Two actions to take immediately to make a difference
The creation of a fund dedicated to Alzheimer’s disease and NCDs is an essential step and the foundation of a long-term strategy, but people currently living with NCDs also need concrete actions. For this reason, the FQSA suggests to the government two concrete actions that will allow the people concerned to feel immediately taken into consideration and, above all, better equipped to deal with the disease and its consequences:
Give a mandate to the Health and Welfare Commissioner to study the needs related to the increase in neurocognitive disorders, in order to assess the current situation, confirm the estimates for the coming years and propose solutions to address them. to face.
Improve and perpetuate the aid agreement for the implementation of the referral process which allows health and social services professionals to refer informal caregivers to the Alzheimer Society in their region.
“We have already seen for some time that Alzheimer’s disease is a major public health problem that will affect an impressive number of people over the next few years.

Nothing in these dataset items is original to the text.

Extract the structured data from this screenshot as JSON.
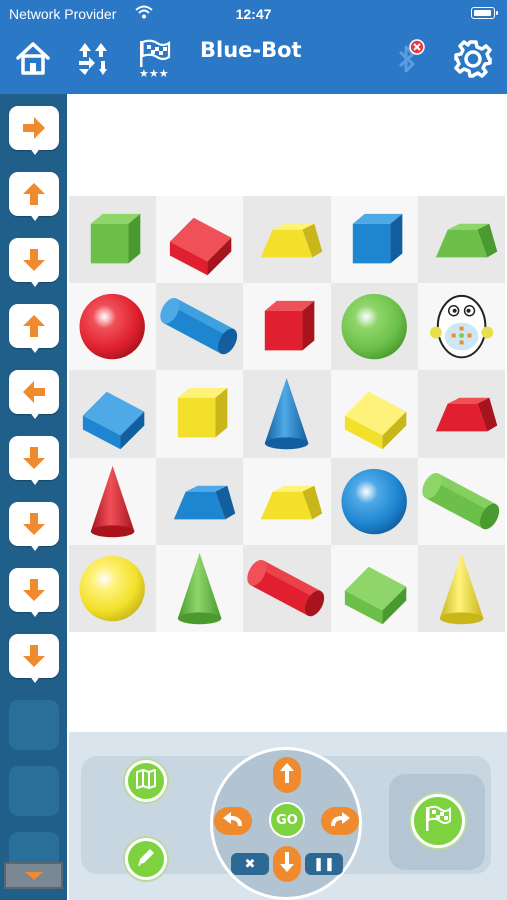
{
  "status_bar": {
    "carrier": "Network Provider",
    "time": "12:47"
  },
  "nav_bar": {
    "title": "Blue-Bot",
    "icons": [
      "home-icon",
      "shuffle-arrows-icon",
      "flag-stars-icon",
      "bluetooth-disconnected-icon",
      "gear-icon"
    ]
  },
  "program_commands": [
    "right",
    "up",
    "down",
    "up",
    "left",
    "down",
    "down",
    "down",
    "down"
  ],
  "empty_slots": 3,
  "grid": {
    "rows": 5,
    "cols": 5,
    "cells": [
      [
        "green-cube",
        "red-cuboid",
        "yellow-prism",
        "blue-cube",
        "green-prism"
      ],
      [
        "red-sphere",
        "blue-cylinder",
        "red-cube",
        "green-sphere",
        "robot"
      ],
      [
        "blue-cuboid",
        "yellow-cube",
        "blue-cone",
        "yellow-cuboid",
        "red-prism"
      ],
      [
        "red-cone",
        "blue-prism",
        "yellow-prism",
        "blue-sphere",
        "green-cylinder"
      ],
      [
        "yellow-sphere",
        "green-cone",
        "red-cylinder",
        "green-cuboid",
        "yellow-cone"
      ]
    ]
  },
  "controls": {
    "go_label": "GO",
    "clear_label": "✖",
    "pause_label": "❚❚",
    "left_buttons": [
      "map-icon",
      "pencil-icon"
    ],
    "right_button": "flag-icon"
  },
  "colors": {
    "header_blue": "#2a78c6",
    "sidebar_blue": "#1f5f8a",
    "command_orange": "#f08a2e",
    "button_green": "#7ed23f"
  }
}
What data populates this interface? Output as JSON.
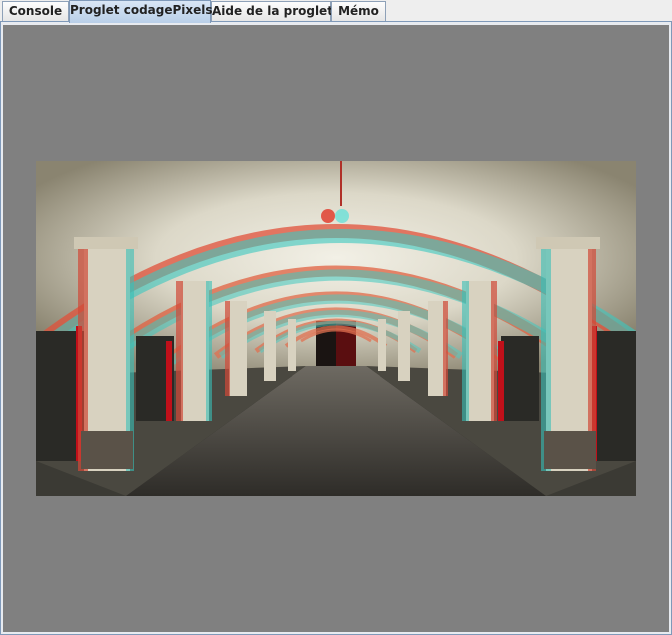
{
  "tabs": [
    {
      "label": "Console",
      "active": false
    },
    {
      "label": "Proglet codagePixels",
      "active": true
    },
    {
      "label": "Aide de la proglet",
      "active": false
    },
    {
      "label": "Mémo",
      "active": false
    }
  ],
  "canvas": {
    "background_color": "#808080",
    "image": "anaglyph-arcade-corridor"
  }
}
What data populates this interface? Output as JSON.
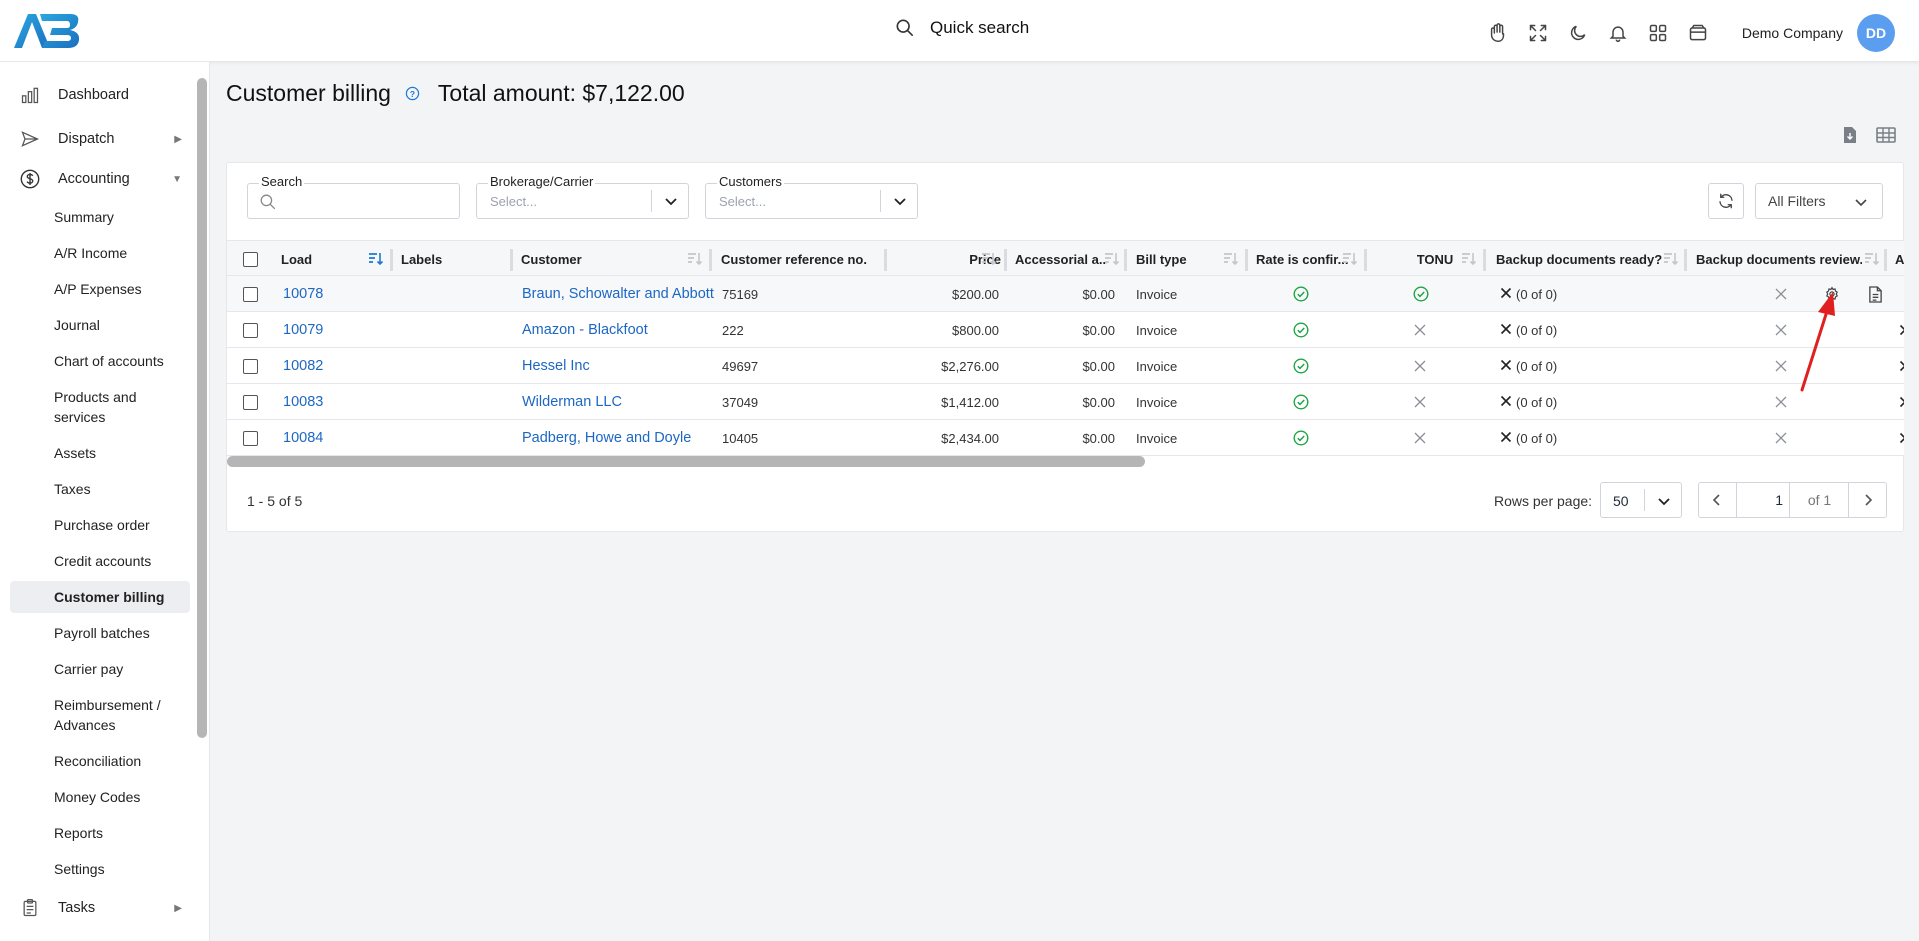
{
  "header": {
    "quick_search": "Quick search",
    "company": "Demo Company",
    "avatar_initials": "DD",
    "icons": [
      "hand-icon",
      "fullscreen-icon",
      "moon-icon",
      "bell-icon",
      "apps-grid-icon",
      "wallet-icon"
    ]
  },
  "sidebar": {
    "top": [
      {
        "label": "Dashboard",
        "icon": "chart-bar-icon"
      },
      {
        "label": "Dispatch",
        "icon": "paper-plane-icon"
      },
      {
        "label": "Accounting",
        "icon": "dollar-circle-icon"
      }
    ],
    "accounting_items": [
      "Summary",
      "A/R Income",
      "A/P Expenses",
      "Journal",
      "Chart of accounts",
      "Products and services",
      "Assets",
      "Taxes",
      "Purchase order",
      "Credit accounts",
      "Customer billing",
      "Payroll batches",
      "Carrier pay",
      "Reimbursement / Advances",
      "Reconciliation",
      "Money Codes",
      "Reports",
      "Settings"
    ],
    "tasks": {
      "label": "Tasks",
      "icon": "clipboard-icon"
    }
  },
  "page": {
    "title": "Customer billing",
    "total": "Total amount: $7,122.00"
  },
  "filters": {
    "search_label": "Search",
    "brokerage_label": "Brokerage/Carrier",
    "brokerage_placeholder": "Select...",
    "customers_label": "Customers",
    "customers_placeholder": "Select...",
    "all_filters": "All Filters"
  },
  "table": {
    "columns": [
      "Load",
      "Labels",
      "Customer",
      "Customer reference no.",
      "Price",
      "Accessorial a...",
      "Bill type",
      "Rate is confir...",
      "TONU",
      "Backup documents ready?",
      "Backup documents review...",
      "A"
    ],
    "rows": [
      {
        "load": "10078",
        "labels": "",
        "customer": "Braun, Schowalter and Abbott",
        "ref": "75169",
        "price": "$200.00",
        "accessorial": "$0.00",
        "bill_type": "Invoice",
        "rate_confirmed": true,
        "tonu": true,
        "backup_ready": "(0 of 0)",
        "backup_reviewed": false
      },
      {
        "load": "10079",
        "labels": "",
        "customer": "Amazon - Blackfoot",
        "ref": "222",
        "price": "$800.00",
        "accessorial": "$0.00",
        "bill_type": "Invoice",
        "rate_confirmed": true,
        "tonu": false,
        "backup_ready": "(0 of 0)",
        "backup_reviewed": false
      },
      {
        "load": "10082",
        "labels": "",
        "customer": "Hessel Inc",
        "ref": "49697",
        "price": "$2,276.00",
        "accessorial": "$0.00",
        "bill_type": "Invoice",
        "rate_confirmed": true,
        "tonu": false,
        "backup_ready": "(0 of 0)",
        "backup_reviewed": false
      },
      {
        "load": "10083",
        "labels": "",
        "customer": "Wilderman LLC",
        "ref": "37049",
        "price": "$1,412.00",
        "accessorial": "$0.00",
        "bill_type": "Invoice",
        "rate_confirmed": true,
        "tonu": false,
        "backup_ready": "(0 of 0)",
        "backup_reviewed": false
      },
      {
        "load": "10084",
        "labels": "",
        "customer": "Padberg, Howe and Doyle",
        "ref": "10405",
        "price": "$2,434.00",
        "accessorial": "$0.00",
        "bill_type": "Invoice",
        "rate_confirmed": true,
        "tonu": false,
        "backup_ready": "(0 of 0)",
        "backup_reviewed": false
      }
    ]
  },
  "footer": {
    "range": "1 - 5 of 5",
    "rows_per_page_label": "Rows per page:",
    "rows_per_page": "50",
    "page": "1",
    "of_pages": "of 1"
  },
  "colors": {
    "link": "#1d67c4",
    "success": "#22a447",
    "avatar": "#5b9ef0",
    "annotation": "#e02020"
  }
}
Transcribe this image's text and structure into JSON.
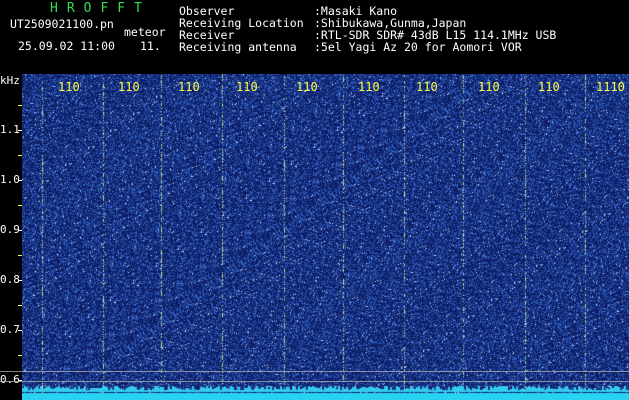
{
  "header": {
    "brand": "HROFFT",
    "filename": "UT2509021100.pn",
    "tag_meteor": "meteor",
    "datetime": "25.09.02 11:00",
    "counter": "11.",
    "rows": [
      {
        "label": "Observer",
        "value": ":Masaki Kano"
      },
      {
        "label": "Receiving Location",
        "value": ":Shibukawa,Gunma,Japan"
      },
      {
        "label": "Receiver",
        "value": ":RTL-SDR SDR# 43dB L15 114.1MHz USB"
      },
      {
        "label": "Receiving antenna",
        "value": ":5el Yagi Az 20 for Aomori VOR"
      }
    ]
  },
  "axis": {
    "y_unit": "kHz",
    "y_labels": [
      "1.1",
      "1.0",
      "0.9",
      "0.8",
      "0.7",
      "0.6"
    ],
    "x_labels": [
      "110",
      "110",
      "110",
      "110",
      "110",
      "110",
      "110",
      "110",
      "110",
      "1110"
    ]
  },
  "colors": {
    "background": "#000000",
    "waterfall_base": "#0a1a6a",
    "brand": "#33dd55",
    "time_labels": "#ffff44",
    "baseline": "#33ccee"
  }
}
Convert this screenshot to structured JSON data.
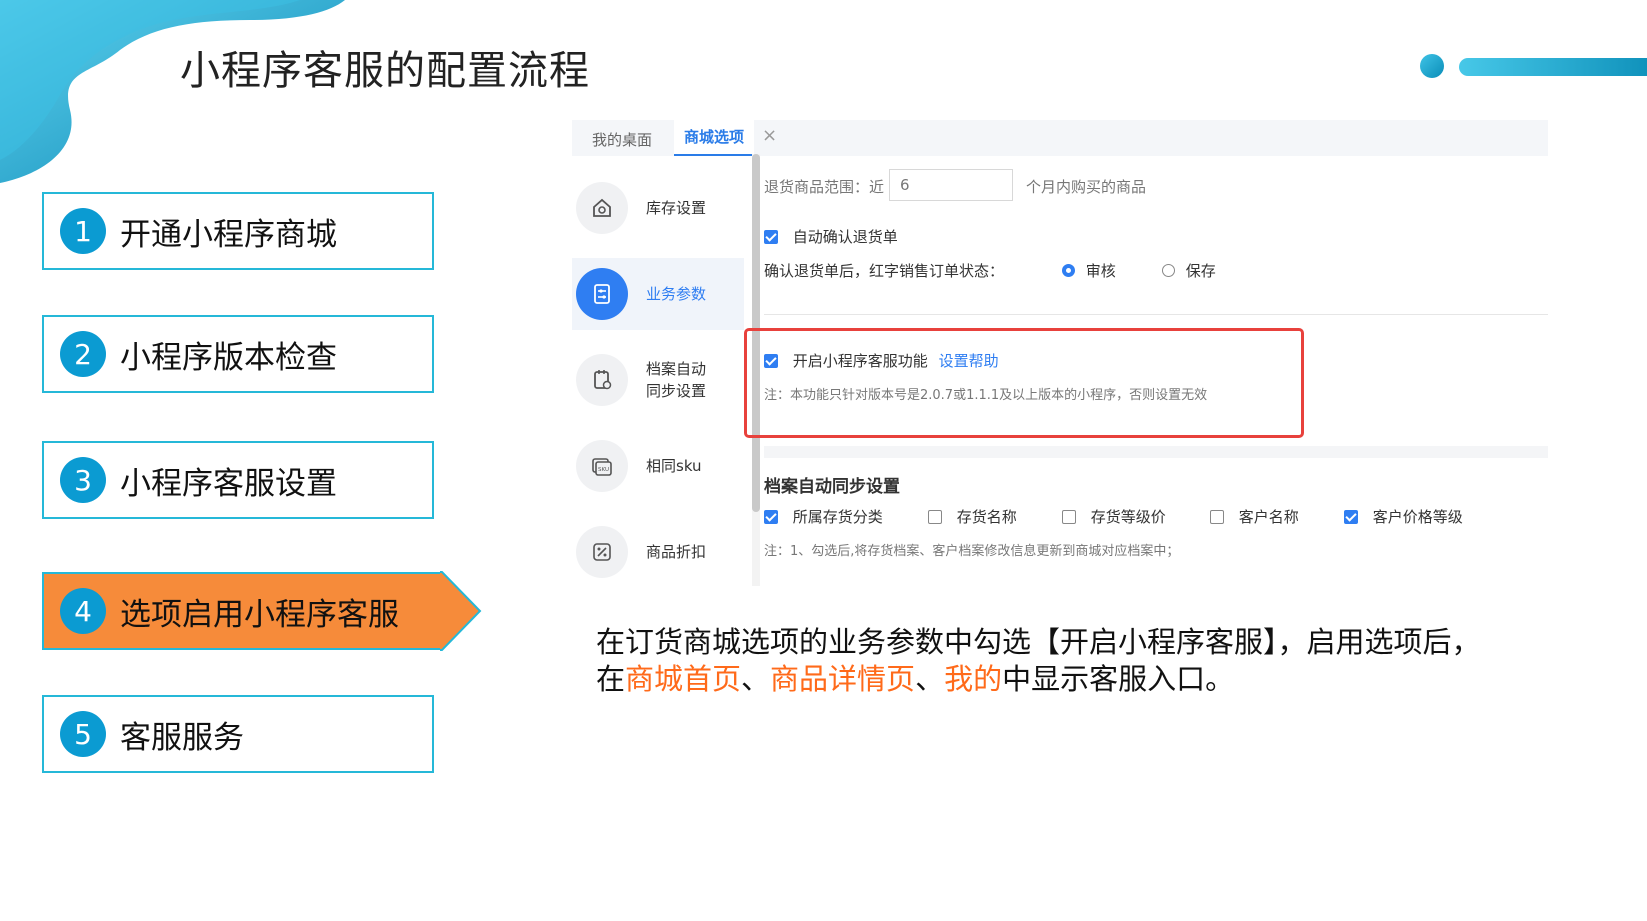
{
  "slide": {
    "title": "小程序客服的配置流程",
    "colors": {
      "accent": "#0b9bd2",
      "active_step": "#f68b3a",
      "step_border": "#25b8d8",
      "highlight_text": "#ff6a1a"
    }
  },
  "steps": [
    {
      "num": "1",
      "label": "开通小程序商城",
      "active": false
    },
    {
      "num": "2",
      "label": "小程序版本检查",
      "active": false
    },
    {
      "num": "3",
      "label": "小程序客服设置",
      "active": false
    },
    {
      "num": "4",
      "label": "选项启用小程序客服",
      "active": true
    },
    {
      "num": "5",
      "label": "客服服务",
      "active": false
    }
  ],
  "screenshot": {
    "tabs": {
      "desk": "我的桌面",
      "mall": "商城选项",
      "close": "×"
    },
    "nav": [
      {
        "label": "库存设置",
        "icon": "house-gear-icon",
        "selected": false
      },
      {
        "label": "业务参数",
        "icon": "sliders-doc-icon",
        "selected": true
      },
      {
        "label": "档案自动\n同步设置",
        "icon": "sync-doc-icon",
        "selected": false
      },
      {
        "label": "相同sku",
        "icon": "sku-icon",
        "selected": false
      },
      {
        "label": "商品折扣",
        "icon": "discount-icon",
        "selected": false
      }
    ],
    "return_range": {
      "prefix": "退货商品范围：近",
      "value": "6",
      "suffix": "个月内购买的商品"
    },
    "auto_confirm": {
      "label": "自动确认退货单",
      "checked": true
    },
    "status_row": {
      "label": "确认退货单后，红字销售订单状态：",
      "options": [
        "审核",
        "保存"
      ],
      "selected": "审核"
    },
    "miniapp_service": {
      "label": "开启小程序客服功能",
      "help_link": "设置帮助",
      "checked": true,
      "note": "注：本功能只针对版本号是2.0.7或1.1.1及以上版本的小程序，否则设置无效"
    },
    "sync_section": {
      "title": "档案自动同步设置",
      "options": [
        {
          "label": "所属存货分类",
          "checked": true
        },
        {
          "label": "存货名称",
          "checked": false
        },
        {
          "label": "存货等级价",
          "checked": false
        },
        {
          "label": "客户名称",
          "checked": false
        },
        {
          "label": "客户价格等级",
          "checked": true
        }
      ],
      "note": "注：1、勾选后,将存货档案、客户档案修改信息更新到商城对应档案中；"
    }
  },
  "description": {
    "line1": "在订货商城选项的业务参数中勾选【开启小程序客服】，启用选项后，",
    "line2_pre": "在",
    "hl1": "商城首页",
    "sep1": "、",
    "hl2": "商品详情页",
    "sep2": "、",
    "hl3": "我的",
    "line2_post": "中显示客服入口。"
  }
}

The creation of a dedicated fund will make it possible to cope with this tidal wave, to meet the needs of people living with the disease, but also of their loved ones, while ensuring quality of services, in particular by maintaining and development of our staff’s expertise,” says Valérie Richer, Executive Director of the Alzheimer Society Centre-du-Québec.
It is possible to consult the full version of the brief of the Quebec Federation of Alzheimer Societies at this address: https://alzheimer.ca/federationquebecoise/fr/ce-qui-se-passe/enonces-de-position-au-quebec.
About the Alzheimer Society Centre-du-Québec
The Société Alzheimer Centre-du-Québec, a non-profit organization, is positioned as a key player in the region for supporting caregivers and people with Alzheimer’s disease or a neurocognitive disorder. It is the gateway to a wide range of services offered, such as individual and family psychosocial support, information, training for professionals and workers, respite-stimulation and permanent accommodation at the Maison Myosotis in Drummondville.